Dr. John P. Thomas is the Executive Director of PSASS. He has a background in CS, EE, Computer Engineering, and Systems Engineering and spent a number of years in industry working for aerospace, automotive, and defense companies. He holds a Ph.D. in Engineering Systems and he now works in the aeronautics and astronautics department at MIT. His research is focused on STAMP-based methods like STPA (System Theoretic Process Analysis). His work seeks to provide structured processes for analyzing complex automated and human-intensive systems, especially systems that may behave in unanticipated, unsafe, or otherwise undesirable ways through complex interactions with each other and their environment. By using control theory and systems theory, more efficient and effective design and analysis processes can be created to prevent flaws that lead to unsafe or unexpected behaviors when integrated with other systems.

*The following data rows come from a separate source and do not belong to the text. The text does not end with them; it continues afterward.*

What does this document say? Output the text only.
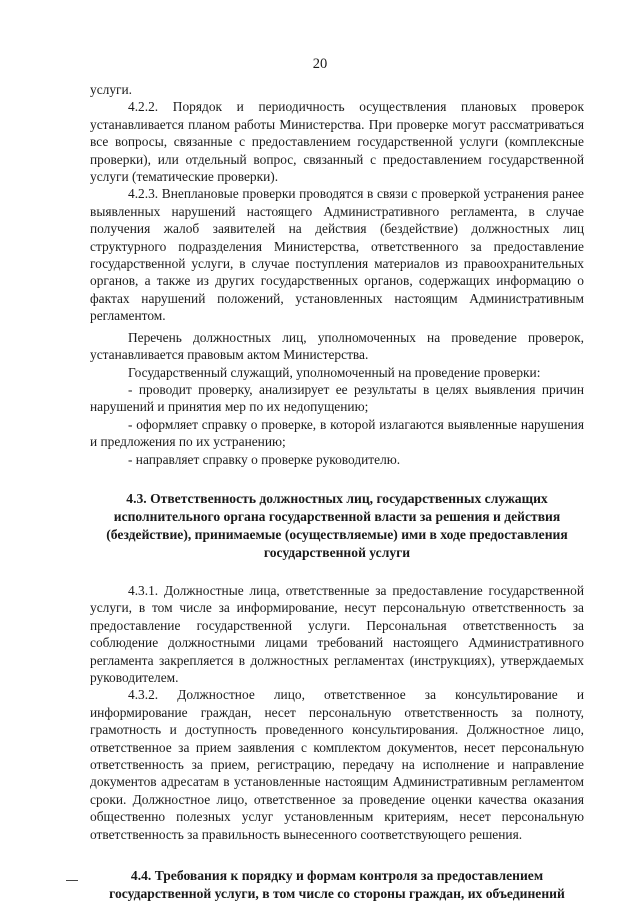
20

услуги.

4.2.2. Порядок и периодичность осуществления плановых проверок устанавливается планом работы Министерства. При проверке могут рассматриваться все вопросы, связанные с предоставлением государственной услуги (комплексные проверки), или отдельный вопрос, связанный с предоставлением государственной услуги (тематические проверки).

4.2.3. Внеплановые проверки проводятся в связи с проверкой устранения ранее выявленных нарушений настоящего Административного регламента, в случае получения жалоб заявителей на действия (бездействие) должностных лиц структурного подразделения Министерства, ответственного за предоставление государственной услуги, в случае поступления материалов из правоохранительных органов, а также из других государственных органов, содержащих информацию о фактах нарушений положений, установленных настоящим Административным регламентом.

Перечень должностных лиц, уполномоченных на проведение проверок, устанавливается правовым актом Министерства.

Государственный служащий, уполномоченный на проведение проверки:

- проводит проверку, анализирует ее результаты в целях выявления причин нарушений и принятия мер по их недопущению;

- оформляет справку о проверке, в которой излагаются выявленные нарушения и предложения по их устранению;

- направляет справку о проверке руководителю.

4.3. Ответственность должностных лиц, государственных служащих исполнительного органа государственной власти за решения и действия (бездействие), принимаемые (осуществляемые) ими в ходе предоставления государственной услуги

4.3.1. Должностные лица, ответственные за предоставление государственной услуги, в том числе за информирование, несут персональную ответственность за предоставление государственной услуги. Персональная ответственность за соблюдение должностными лицами требований настоящего Административного регламента закрепляется в должностных регламентах (инструкциях), утверждаемых руководителем.

4.3.2. Должностное лицо, ответственное за консультирование и информирование граждан, несет персональную ответственность за полноту, грамотность и доступность проведенного консультирования. Должностное лицо, ответственное за прием заявления с комплектом документов, несет персональную ответственность за прием, регистрацию, передачу на исполнение и направление документов адресатам в установленные настоящим Административным регламентом сроки. Должностное лицо, ответственное за проведение оценки качества оказания общественно полезных услуг установленным критериям, несет персональную ответственность за правильность вынесенного соответствующего решения.

4.4. Требования к порядку и формам контроля за предоставлением государственной услуги, в том числе со стороны граждан, их объединений
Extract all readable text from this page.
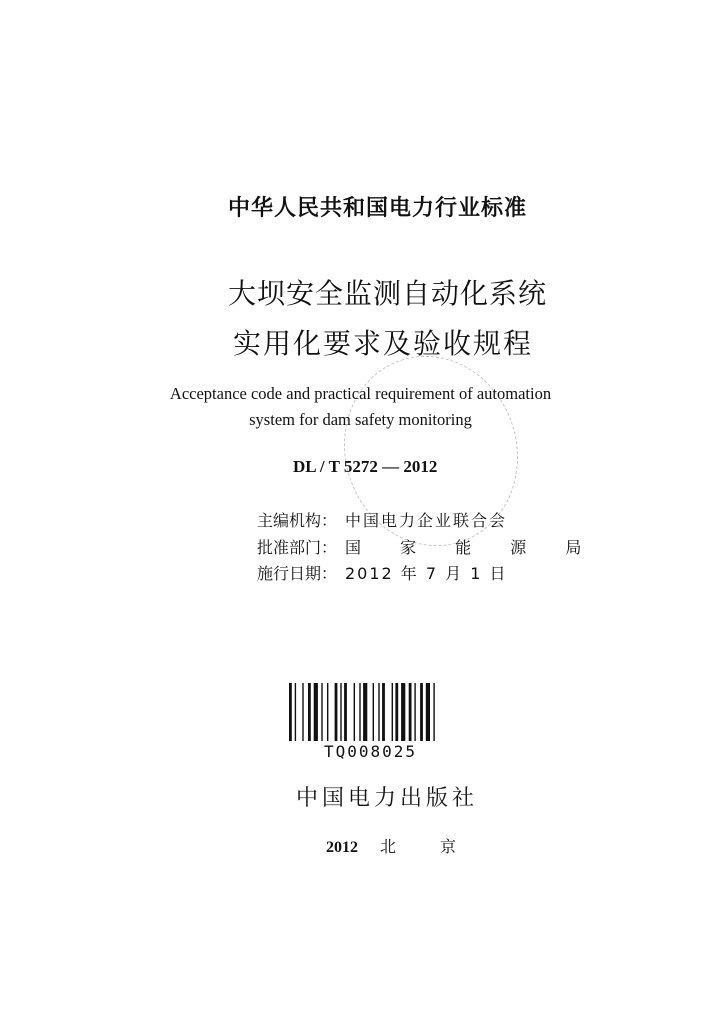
中华人民共和国电力行业标准
大坝安全监测自动化系统
实用化要求及验收规程
Acceptance code and practical requirement of automation
system for dam safety monitoring
DL / T 5272 — 2012
主编机构： 中国电力企业联合会
批准部门： 国 家 能 源 局
施行日期： 2012 年 7 月 1 日
TQ008025
中国电力出版社
2012 北 京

More recently he has been applying these techniques to automated systems that are heavily dependent on human interactions and may not only experience human error but may inadvertently induce human error through mode confusion, clumsy automation, and other mechanisms that can be difficult to anticipate.
Dr. Thomas’s work also includes defining a formal structure underlying a systems-theoretic process that can be used to help ensure potentially hazardous or undesirable behaviors are systematically identified. He has developed algorithms to automatically generate formal executable and model-based requirements for software components as well as methods to detect flaws in a set of existing requirements. The same process can be applied to both safety and functional goals of the system, thereby permitting the automated detection of conflicts between safety and other requirements during early system development.
Dr. Thomas has taught classes on software engineering, cybersecurity, system safety, system engineering, human-centered design, and related topics.